- About BIORISE
Dr Anastasis Oulas is a postdoctoral researcher in Bioinformatics Group at The Cyprus Institute of Neurology and Genetics. He was drawn by the rapidly evolving field of computational analysis of biological data from the very start of his academic career. Having completed a BSc in Molecular Genetics at Sussex University (UK), his interests turned to computing and the implementation of mathematical algorithms for deciphering the enormous amount of information retrieved from large-scale biological experiments. He enriched his knowledge within this field by completing a MSc in Computational Genetics and Bioinformatics at Imperial College (UK). He then moved to the Foundation of Research and Technology, Hellas (FORTH) in Crete, Greece, where he conducted research that led to the attainment of his PhD in Computational Prediction of Gene Classifiers and miRNAs in Cancer. After holding two postdoctoral positions at the Bioinformatics laboratory of the Division of Medicine and the RNA laboratory, both affiliated with the University of Crete, he took up a position as a senior postdoctoral fellow at the Institute of Marine Biology, Biotechnology and Aquaculture (IMBBC), Hellenic Centre for Marine Research (HCMR).
Early research interests focused on the improvement of classification algorithms for the successful analysis of microarray expression data obtained from cases with varying pathological conditions or different grades of cancer. He implemented machine-learning algorithms, such as Support Vector Machines and Artificial Neural Networks using programming languages such as Java. The aim of such applications is to aid in the diagnosis of complex genetic diseases such as cancer, by providing supplementary information to compliment classical clinical, histopathological and existing genetic information available today.
Dr Oulas also pursued research in the field of microRNAs (miRNA). His work in this field entailed the computational prediction of novel human miRNA genes residing within cancer associated genomic regions (CAGRs). Methods used include probabilistic Hidden Markov Models to construct a model from known miRNAs, which was concurrently utilized to scan CAGRs for the prediction of novel miRNAs. The prediction tool (SSCprofiler) is available as a graphic user interface as well as a web service.
Other work along this line involves the improvement of miRNA target prediction tools. More specifically he developed a novel computational methodology (Targetprofiler) for prediction of miRNA gene targets based on Profile Hidden Markov Models. Target predictions, using this improved methodology, have been performed for novel miRNA gene candidates predicted by SSCprofiler and a biological relevant target has been experimentally verified.
With the advent of Next Generation Sequencing (NGS) and the increasing need for analysis of data derived from these technologies, Dr Oulas shifted his focus to analysis tools used specifically for the analysis of NGS data.

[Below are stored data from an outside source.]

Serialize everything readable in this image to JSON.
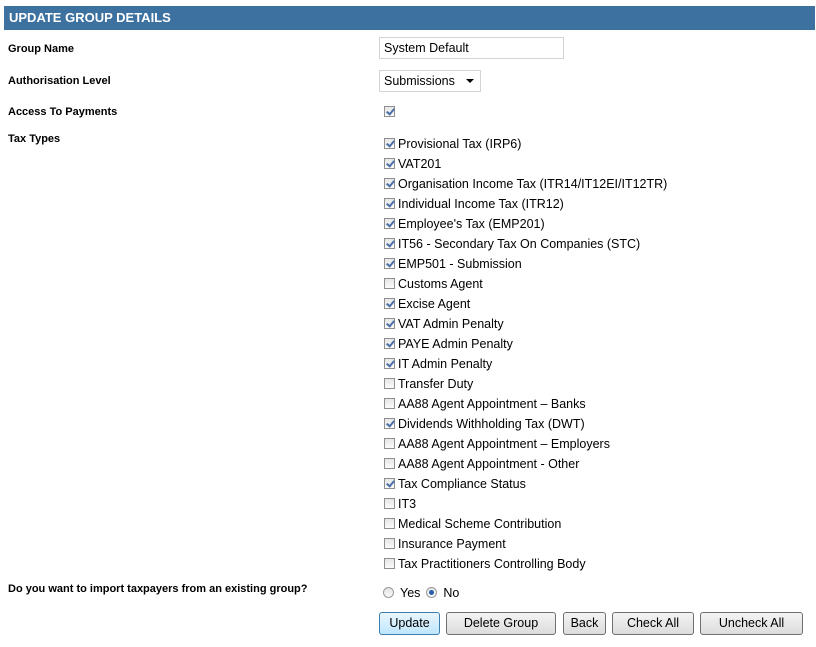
{
  "header": {
    "title": "UPDATE GROUP DETAILS"
  },
  "form": {
    "group_name": {
      "label": "Group Name",
      "value": "System Default"
    },
    "authorisation_level": {
      "label": "Authorisation Level",
      "selected": "Submissions"
    },
    "access_to_payments": {
      "label": "Access To Payments",
      "checked": true
    },
    "tax_types": {
      "label": "Tax Types",
      "items": [
        {
          "label": "Provisional Tax (IRP6)",
          "checked": true
        },
        {
          "label": "VAT201",
          "checked": true
        },
        {
          "label": "Organisation Income Tax (ITR14/IT12EI/IT12TR)",
          "checked": true
        },
        {
          "label": "Individual Income Tax (ITR12)",
          "checked": true
        },
        {
          "label": "Employee's Tax (EMP201)",
          "checked": true
        },
        {
          "label": "IT56 - Secondary Tax On Companies (STC)",
          "checked": true
        },
        {
          "label": "EMP501 - Submission",
          "checked": true
        },
        {
          "label": "Customs Agent",
          "checked": false
        },
        {
          "label": "Excise Agent",
          "checked": true
        },
        {
          "label": "VAT Admin Penalty",
          "checked": true
        },
        {
          "label": "PAYE Admin Penalty",
          "checked": true
        },
        {
          "label": "IT Admin Penalty",
          "checked": true
        },
        {
          "label": "Transfer Duty",
          "checked": false
        },
        {
          "label": "AA88 Agent Appointment – Banks",
          "checked": false
        },
        {
          "label": "Dividends Withholding Tax (DWT)",
          "checked": true
        },
        {
          "label": "AA88 Agent Appointment – Employers",
          "checked": false
        },
        {
          "label": "AA88 Agent Appointment - Other",
          "checked": false
        },
        {
          "label": "Tax Compliance Status",
          "checked": true
        },
        {
          "label": "IT3",
          "checked": false
        },
        {
          "label": "Medical Scheme Contribution",
          "checked": false
        },
        {
          "label": "Insurance Payment",
          "checked": false
        },
        {
          "label": "Tax Practitioners Controlling Body",
          "checked": false
        }
      ]
    },
    "import_question": {
      "label": "Do you want to import taxpayers from an existing group?",
      "options": [
        {
          "label": "Yes",
          "checked": false
        },
        {
          "label": "No",
          "checked": true
        }
      ]
    }
  },
  "buttons": {
    "update": "Update",
    "delete_group": "Delete Group",
    "back": "Back",
    "check_all": "Check All",
    "uncheck_all": "Uncheck All"
  }
}
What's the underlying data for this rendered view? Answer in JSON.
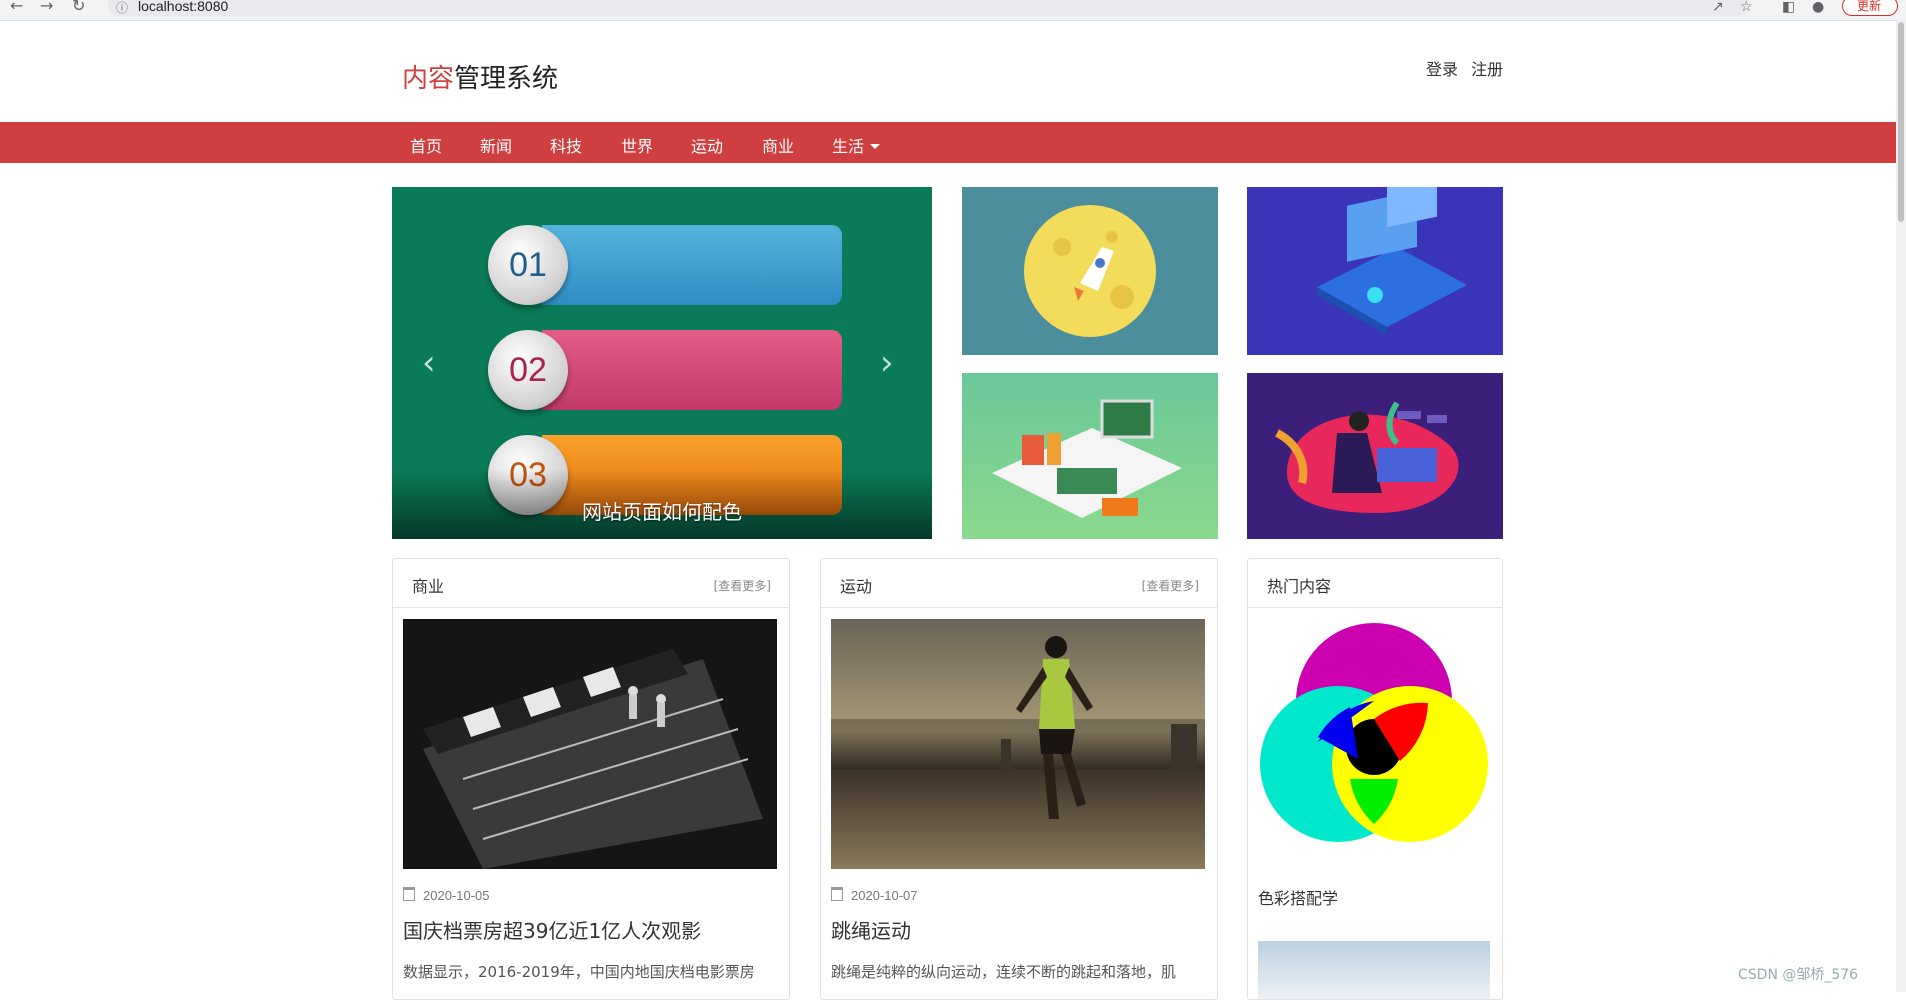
{
  "browser": {
    "url": "localhost:8080",
    "update_label": "更新"
  },
  "header": {
    "logo_red": "内容",
    "logo_dark": "管理系统",
    "login": "登录",
    "register": "注册"
  },
  "nav": {
    "items": [
      "首页",
      "新闻",
      "科技",
      "世界",
      "运动",
      "商业",
      "生活"
    ]
  },
  "carousel": {
    "numbers": [
      "01",
      "02",
      "03"
    ],
    "caption": "网站页面如何配色",
    "prev_icon": "chevron-left-icon",
    "next_icon": "chevron-right-icon"
  },
  "sections": [
    {
      "title": "商业",
      "more": "[查看更多]",
      "date": "2020-10-05",
      "article_title": "国庆档票房超39亿近1亿人次观影",
      "summary": "数据显示，2016-2019年，中国内地国庆档电影票房"
    },
    {
      "title": "运动",
      "more": "[查看更多]",
      "date": "2020-10-07",
      "article_title": "跳绳运动",
      "summary": "跳绳是纯粹的纵向运动，连续不断的跳起和落地，肌"
    }
  ],
  "hot": {
    "title": "热门内容",
    "items": [
      "色彩搭配学"
    ]
  },
  "watermark": "CSDN @邹桥_576"
}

These include tools and pipelines for whole exome and genome sequencing data. He is involved in numerous ongoing projects involving germline variation detection and annotation, mainly focussing in the classification of variants of unknown or uncertain significance (VUS) in association with specific diseases. Additional NGS expertise includes tools for RNA-Seq data analysis for projects involving i) N. Benthamiana transcriptomics in collaboration with Plant RNA laboratory at IMBB-FORTH as well as ii) RNA-Seq data analysis projects for aquaculture cultivated fish species, Sea Bass and Sea Bream, in collaboration with researchers in IMBBC-HCMR.
He has also been involved in research related to the development as well as the application of bioinformatics tools and software for the specific analysis of bacterial diversity using genomic and metagenomic data. He has been making use of already implemented pipelines as well as modifying and setting up new procedures and methodologies for the analysis of NGS data specifically to address bacterial diversity. He is making use of 454 as well as Illumina sequencing data from 16S ribosomal genes as well as full shotgun metagenomics sequencing to investigate microbial biodiversity in marine environments.